System Users Implementation
The new OrientDB security system installs a specialized OSecurityShared class, called OSecurityExternal, that supports external authentication of users, meaning that a username can be authenticated outside the realm of a local database. Typically, there is a "chain of authenticators", specified in the security.json configuration file, in the "authentication" section, that will be checked to see if the username can be authenticated. The authenticator for the system users is called OSystemUserAuthenticator.
If authentication is successful, OSecurityExternal.authenticate() then calls Orient.instance().getSecurity().getSystemUser()
with the authenticated username and the name of the local database being opened. (Orient.instance().getSecurity()
returns an instance of the system security module, ODefaultServerSecurity.) If a system user is found, getSystemUser()
returns a derived OUser class instance, called OSystemUser.
Database Open
When a database is opened, the ODatabaseDocumentTx.open() method calls final OUser usr = metadata.getSecurity().authenticate(iUserName, iUserPassword);
. If the new security system is enabled, the call to metadata.getSecurity()
will return an instance of OSecurityExternal. The OSecurityExternal.authenticate()
method calls Orient.instance().getSecurity().authenticate(iUserName, iUserPassword)
. The method, Orient.instance().getSecurity()
returns an instance of ODefaultServerSecurity, and its authenticate()
method is where the chain of installed authenticators is called.
OSystemUserAuthenticator
OSystemUserAuthenticator implements a method, public String authenticate(final String username, final String password)

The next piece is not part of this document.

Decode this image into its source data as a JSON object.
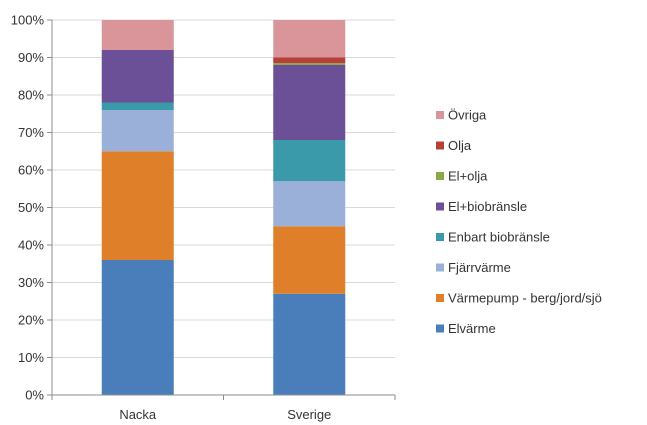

, from the OSecurityAuthenticator interface. This method queries the system database for an OUser record that matches the specified username and, if found, validates the provided password. If successful, the username is returned, otherwise null.
OSystemUser
As mentioned previously, when Orient.instance().getSecurity().getSystemUser()
is called, if a system user is found, an OSystemUser instance is returned. OSystemUser extends OUser and implements a new constructor, public OSystemUser(final ODocument iSource, final String dbName)
, as well as a newly overrided method, protected ORole createRole(final ODocument roleDoc)
.
The "database name" (dbName) parameter in OSystemUser's constructor is used to filter which roles in the system database are associated with a user. A list property, called dbFilter, can be set on an ORole record to assigned the database name. If dbName is null, then only roles without a dbFilter property are associated with the OSystemUser.
OSystemRole
In conjunction with OSystemUser is a new class, called OSystemRole, which derives from ORole and adds a new public method, List<String> getDbFilter()
. The OSystemUser createRole()
method creates and returns OSystemRole instances.